Note: This bug is displayed in read-only format because the product is no longer active in Red Hat Bugzilla.

Bug 918958

Summary: [engine-backend] engine is reporting that data center is UP while master storage domain is inactive [false positive]
Product: Red Hat Enterprise Virtualization Manager Reporter: Elad <ebenahar>
Component: ovirt-engineAssignee: Liron Aravot <laravot>
Status: CLOSED WORKSFORME QA Contact: Elad <ebenahar>
Severity: high Docs Contact:
Priority: unspecified    
Version: 3.2.0CC: abaron, acathrow, dyasny, hateya, iheim, lpeer, Rhev-m-bugs, yeylon, ykaul
Target Milestone: ---Keywords: Regression
Target Release: 3.2.0Flags: abaron: Triaged+
Hardware: x86_64   
OS: Unspecified   
Whiteboard: storage
Fixed In Version: Doc Type: Bug Fix
Doc Text:
Story Points: ---
Clone Of: Environment:
Last Closed: 2013-03-14 08:24:42 UTC Type: Bug
Regression: --- Mount Type: ---
Documentation: --- CRM:
Verified Versions: Category: ---
oVirt Team: Storage RHEL 7.3 requirements from Atomic Host:
Cloudforms Team: --- Target Upstream Version:
Embargoed:
Attachments:
Description Flags
logs none

Description Elad 2013-03-07 10:06:53 UTC
Created attachment 706482 [details]
logs

Description of problem:
When vdsm get stuck by a negative flow and cause to master storage domain to become inactive, (like in bug #918915) engie report that data center is UP. 

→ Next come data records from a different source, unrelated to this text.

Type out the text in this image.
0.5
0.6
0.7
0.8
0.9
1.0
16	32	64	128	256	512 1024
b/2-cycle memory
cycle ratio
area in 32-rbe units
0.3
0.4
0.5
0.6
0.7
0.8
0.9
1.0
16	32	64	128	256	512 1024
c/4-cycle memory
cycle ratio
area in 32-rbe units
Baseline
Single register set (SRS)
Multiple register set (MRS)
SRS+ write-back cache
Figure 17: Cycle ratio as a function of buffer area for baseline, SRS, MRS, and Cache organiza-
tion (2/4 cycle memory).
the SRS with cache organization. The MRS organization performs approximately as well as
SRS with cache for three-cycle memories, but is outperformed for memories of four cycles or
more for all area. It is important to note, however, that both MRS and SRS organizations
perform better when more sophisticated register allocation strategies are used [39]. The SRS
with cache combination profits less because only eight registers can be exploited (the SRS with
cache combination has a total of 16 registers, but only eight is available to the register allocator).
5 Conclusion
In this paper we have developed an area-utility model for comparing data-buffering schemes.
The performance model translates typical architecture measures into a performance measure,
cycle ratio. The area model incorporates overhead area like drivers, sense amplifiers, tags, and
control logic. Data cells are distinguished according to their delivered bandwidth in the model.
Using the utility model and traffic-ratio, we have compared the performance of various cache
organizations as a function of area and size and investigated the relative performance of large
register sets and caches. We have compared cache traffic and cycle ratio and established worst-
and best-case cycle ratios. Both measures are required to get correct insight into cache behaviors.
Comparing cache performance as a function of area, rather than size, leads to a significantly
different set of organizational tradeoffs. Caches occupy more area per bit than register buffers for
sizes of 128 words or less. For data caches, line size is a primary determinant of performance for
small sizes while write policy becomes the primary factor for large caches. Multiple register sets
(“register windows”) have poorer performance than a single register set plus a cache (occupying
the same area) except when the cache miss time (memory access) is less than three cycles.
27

Version-Release number of selected component (if applicable):

rhevm-backend-3.2.0-10.10.beta1.el6ev.noarch

How reproducible:
100%

Steps to Reproduce:
1. Run one or more LVM operations on VDSM (like CreateVolume or DeleteVolume)
2. run the following script on VDSM:

while true; do kill -STOP `pgrep lvm` && sleep 10 && kill -CONT `pgrep lvm`; done
3. vdsm will stuck  because LVM operation stoped but superVDSM won't go back to normal when the LVM operation will continue.
4. master storage domain will become inactive. 
  
Actual results:
Engine will report that the data center is UP.

Expected results:
Engine should not report that the data center is Up while master storage domain is inactive.

Additional info:
see logs attatched

Comment 2 Ayal Baron 2013-03-08 20:47:13 UTC
Why is this bug marked as regression?

I'm not sure what your definition of inactive is since the monitoring shows that the domain is still accessible (i.e. VMs will go on working properly since I/O works):
Thread-117784::INFO::2013-03-06 18:00:33,300::logUtils::39::dispatcher::(wrapper) Run and protect: repoStats, Return response: {'ad3962a4-30b8-47b1-a3df-cf3bd852cb20': {'delay': '0.0418319702148', 'lastCheck': '6847.2', 'code': 0, 'valid': True}}

Any reason not to close this as notabug?

Comment 3 Ayal Baron 2013-03-12 22:42:51 UTC
> Thread-117784::INFO::2013-03-06
> 18:00:33,300::logUtils::39::dispatcher::(wrapper) Run and protect:
> repoStats, Return response: {'ad3962a4-30b8-47b1-a3df-cf3bd852cb20':
> {'delay': '0.0418319702148', 'lastCheck': '6847.2', 'code': 0, 'valid':
> True}}

reviewed with Haim, I missed that lastCheck is greater than 60.
Liron, please check why DC did not move  to non-op (and determine if this is indeed a storage issue or not)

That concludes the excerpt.